Ao contrário do que muitos apontam, eles levam sua sonoridade muito a sério e é nela que se deve concentrar a crítica (ao invés de, como eu fiz no primeiro parágrafo, estabelecer um paralelo com o mundo virtual). Se diversas polêmicas são o que formam metade da fama da banda, tudo bem. Mas ainda resta muita (e bota muita nisso!) música que é produzida com uma dedicação de quem sabe que está construindo um trabalho importante: incluir na cultura digital a sensação sufocante de que somos sugados pelas possibilidades, abstraídos por horas desperdiçadas em uma lavagem cerebral que inevitavelmente nos rendemos.

A interação de “Bottomless Pit” é reunir estranhas associações (como em toda discografia do Death Grips) em um aglomerado sujo, que soa extremamente agressivo e fora de alguma lógica possível. Como em todos seus lançamentos, é uma ameaça radical a qualquer limite de compreensão (e aí eles se associam aos melhores atos do que se convencionou chamar de noise). A reunião de tal agressividade com outros atos localizam o ouvinte em algo de difícil percepção. E aí se pode visualizar a que ponto nós estamos acostumados com uma estrutura muito tradicional de composição musical. Porque as batidas, os sintetizadores e os barulhos são muito bons – é na junção que eles podem desorientar o ouvinte.

Pegue os rifes da faixa que abre o disco ou o ritmo alucinado de “Spikes” (uma das melhores batidas do ano) e podemos sentir uma aplicação série de ideias e de organização de elementos radicalmente contrários.

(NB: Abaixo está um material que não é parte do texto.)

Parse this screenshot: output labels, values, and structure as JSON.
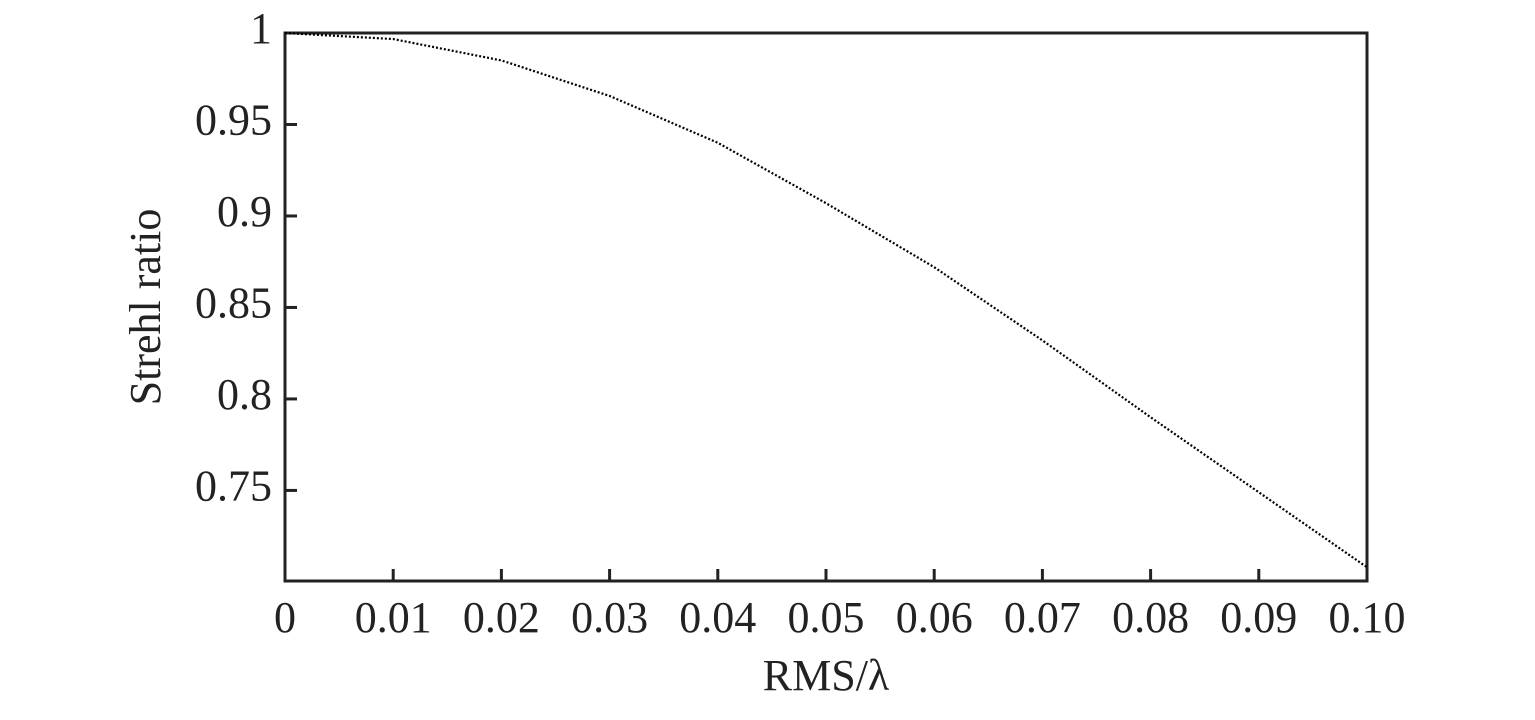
{
  "chart_data": {
    "type": "line",
    "x_label": "RMS/λ",
    "y_label": "Strehl ratio",
    "x": [
      0,
      0.01,
      0.02,
      0.03,
      0.04,
      0.05,
      0.06,
      0.07,
      0.08,
      0.09,
      0.1
    ],
    "series": [
      {
        "color": "#000000",
        "values": [
          1.0,
          0.9967,
          0.985,
          0.9656,
          0.94,
          0.907,
          0.872,
          0.832,
          0.79,
          0.749,
          0.708
        ]
      }
    ],
    "xlim": [
      0,
      0.1
    ],
    "ylim": [
      0.7005,
      1
    ],
    "xticks": [
      0,
      0.01,
      0.02,
      0.03,
      0.04,
      0.05,
      0.06,
      0.07,
      0.08,
      0.09,
      {
        "value": 0.1,
        "label": "0.10"
      }
    ],
    "yticks": [
      0.75,
      0.8,
      0.85,
      0.9,
      0.95,
      1
    ],
    "grid": false
  }
}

O próprio aparecimento da percussão em um ritmo que contrapõe os sintetizadores quebrados é algo que dá muito trabalho de ser criado. Assim como em “The Powers That B” (2015), as desorientações que cada música conduz o ouvinte são assimiladas paralelamente à aplicação de boas ideias e sonoridades extremamente polidas.

As canções soam também como sátiras à medida que seus desenvolvimentos conseguem, à sua maneira, ambientar o ouvinte em uma narrativa sonora que faz lá seu sentido – por exemplo, o caos trazido por elementos abstratos em “80808”, com o vocal cru e rasgado e a repetição incessante de vozes, ao mesmo tempo em que associa máquinas e códigos políticos contra a paz. Nós somos conduzidos por essas lavagens dissonantes e experimentamos os limites de cada gênero que o Death Grips atravessa (e são muitos) até sermos levados à insanidade de rifes e aos barulhos crescentes e a batida frenética da última canção (que seria por si mesma uma ótima música de algum rock de garagem da Califórnia).

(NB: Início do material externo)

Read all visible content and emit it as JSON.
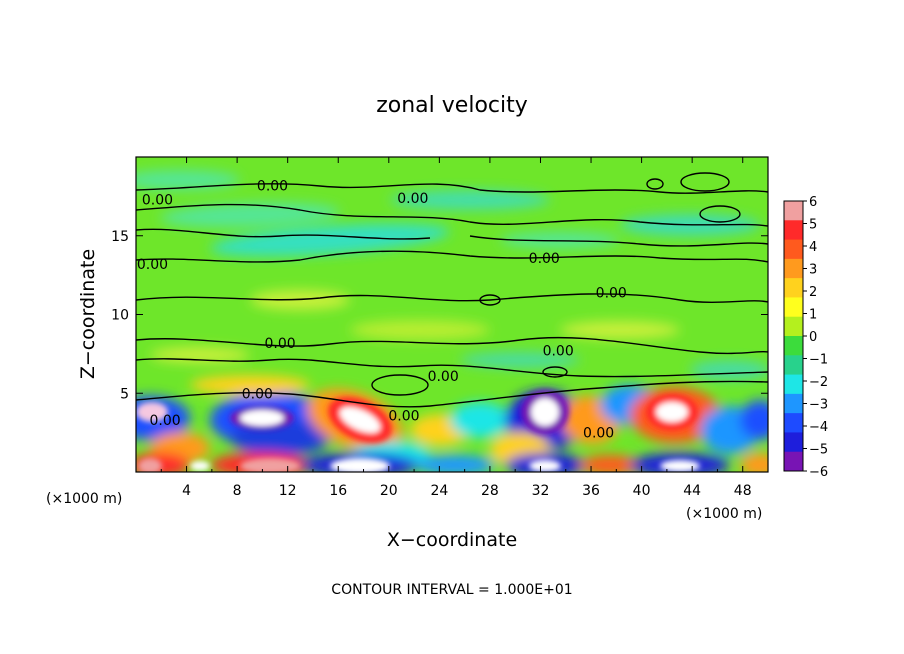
{
  "chart_data": {
    "type": "heatmap",
    "title": "zonal velocity",
    "xlabel": "X−coordinate",
    "ylabel": "Z−coordinate",
    "x_unit": "(×1000 m)",
    "y_unit": "(×1000 m)",
    "xlim": [
      0,
      50
    ],
    "ylim": [
      0,
      20
    ],
    "x_ticks": [
      4,
      8,
      12,
      16,
      20,
      24,
      28,
      32,
      36,
      40,
      44,
      48
    ],
    "y_ticks": [
      5,
      10,
      15
    ],
    "colorbar": {
      "ticks": [
        "6",
        "5",
        "4",
        "3",
        "2",
        "1",
        "0",
        "−1",
        "−2",
        "−3",
        "−4",
        "−5",
        "−6"
      ],
      "colors": [
        "#f0a0a0",
        "#ff2a2a",
        "#ff5a1e",
        "#ff9a1e",
        "#ffd21e",
        "#ffff1e",
        "#b4f01e",
        "#3cdc3c",
        "#28d28c",
        "#1ee6e6",
        "#1e96ff",
        "#1e4bff",
        "#1e1edc",
        "#7814b4"
      ]
    },
    "contour_labels": [
      {
        "text": "0.00",
        "x": 10.8,
        "z": 18.2
      },
      {
        "text": "0.00",
        "x": 21.9,
        "z": 17.4
      },
      {
        "text": "0.00",
        "x": 1.7,
        "z": 17.3
      },
      {
        "text": "0.00",
        "x": 1.3,
        "z": 13.2
      },
      {
        "text": "0.00",
        "x": 32.3,
        "z": 13.6
      },
      {
        "text": "0.00",
        "x": 37.6,
        "z": 11.4
      },
      {
        "text": "0.00",
        "x": 11.4,
        "z": 8.2
      },
      {
        "text": "0.00",
        "x": 33.4,
        "z": 7.7
      },
      {
        "text": "0.00",
        "x": 24.3,
        "z": 6.1
      },
      {
        "text": "0.00",
        "x": 9.6,
        "z": 5.0
      },
      {
        "text": "0.00",
        "x": 21.2,
        "z": 3.6
      },
      {
        "text": "0.00",
        "x": 2.3,
        "z": 3.3
      },
      {
        "text": "0.00",
        "x": 36.6,
        "z": 2.5
      }
    ],
    "contour_interval_text": "CONTOUR INTERVAL = 1.000E+01"
  }
}
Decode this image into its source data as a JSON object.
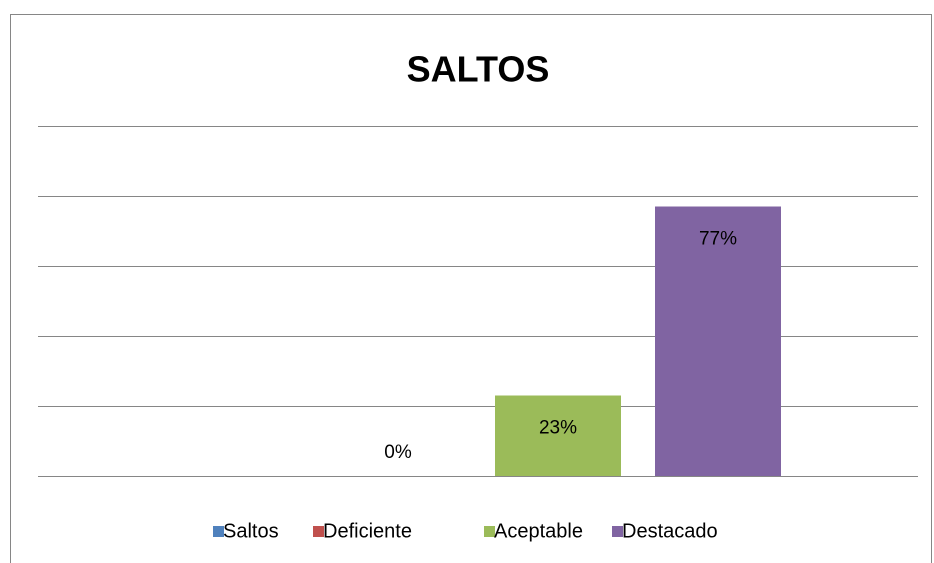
{
  "chart_data": {
    "type": "bar",
    "title": "SALTOS",
    "categories": [
      null
    ],
    "series": [
      {
        "name": "Saltos",
        "color": "#4f81bd",
        "values": [
          null
        ]
      },
      {
        "name": "Deficiente",
        "color": "#c0504d",
        "values": [
          0
        ],
        "value_labels": [
          "0%"
        ]
      },
      {
        "name": "Aceptable",
        "color": "#9bbb59",
        "values": [
          23
        ],
        "value_labels": [
          "23%"
        ]
      },
      {
        "name": "Destacado",
        "color": "#8064a2",
        "values": [
          77
        ],
        "value_labels": [
          "77%"
        ]
      }
    ],
    "ylim": [
      0,
      100
    ],
    "yticks": [
      0,
      20,
      40,
      60,
      80,
      100
    ],
    "grid": true,
    "legend": "bottom"
  }
}
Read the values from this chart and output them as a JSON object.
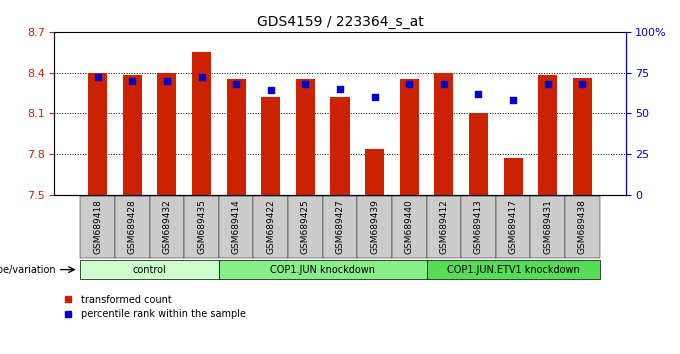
{
  "title": "GDS4159 / 223364_s_at",
  "samples": [
    "GSM689418",
    "GSM689428",
    "GSM689432",
    "GSM689435",
    "GSM689414",
    "GSM689422",
    "GSM689425",
    "GSM689427",
    "GSM689439",
    "GSM689440",
    "GSM689412",
    "GSM689413",
    "GSM689417",
    "GSM689431",
    "GSM689438"
  ],
  "bar_values": [
    8.4,
    8.38,
    8.4,
    8.55,
    8.35,
    8.22,
    8.35,
    8.22,
    7.84,
    8.35,
    8.4,
    8.1,
    7.77,
    8.38,
    8.36
  ],
  "dot_values": [
    72,
    70,
    70,
    72,
    68,
    64,
    68,
    65,
    60,
    68,
    68,
    62,
    58,
    68,
    68
  ],
  "ymin": 7.5,
  "ymax": 8.7,
  "bar_color": "#CC2200",
  "dot_color": "#0000CC",
  "groups": [
    {
      "label": "control",
      "start": 0,
      "end": 4,
      "color": "#CCFFCC"
    },
    {
      "label": "COP1.JUN knockdown",
      "start": 4,
      "end": 10,
      "color": "#88EE88"
    },
    {
      "label": "COP1.JUN.ETV1 knockdown",
      "start": 10,
      "end": 15,
      "color": "#55DD55"
    }
  ],
  "ylabel_left": "",
  "ylabel_right": "",
  "right_yticks": [
    0,
    25,
    50,
    75,
    100
  ],
  "right_yticklabels": [
    "0",
    "25",
    "50",
    "75",
    "100%"
  ],
  "left_yticks": [
    7.5,
    7.8,
    8.1,
    8.4,
    8.7
  ],
  "genotype_label": "genotype/variation",
  "legend_bar_label": "transformed count",
  "legend_dot_label": "percentile rank within the sample",
  "background_color": "#FFFFFF",
  "plot_bg_color": "#FFFFFF"
}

Com tudo isso aqui, dá pra ver que cada disco do Death Grips é como um arco dramático de alguma boa série: ou você aceita a narrativa à sua maneira ou simplesmente não liga pra nada aqui. Fica a critério de cada um, é claro. Mas tanto trabalho e tantas ideias diversas de como reunir exposições musicais radicalmente diferentes merece lá seu crédito. E pra mim, muito mais do que isso.

NOTA; 8,5
Lançamento: 6 de maio de 2016
Duração: 39 minutos e 22 segundos
Selo: Harvest
Produção: Death Grips

OPEN MIKE EAGLE + PAUL WHITE – HELLA PERSONAL FILM FESTIVAL
Porque o Mike Eagle, ao invés de disparar frases com raiva, ele conversa conosco tranquilamente enquanto as linhas axiais do mundo se movem em direções desconhecidas. Mesmo as referências que não conseguimos identificar são jogadas pra nós em uma história que conseguimos situar o cenário. É mais um tipo de discussão em que não podemos deixar de ficar impressionados com a habilidade de Eagle fluir entre tópicos aparentemente diferentes e encontrar pontes que ligam assuntos tão diversos. No fim, ele é alguém que consegue te deixar confortável (o clima smooth do álbum ajuda pra caramba nisso) enquanto discorre sobre suas diferentes visões do mundo.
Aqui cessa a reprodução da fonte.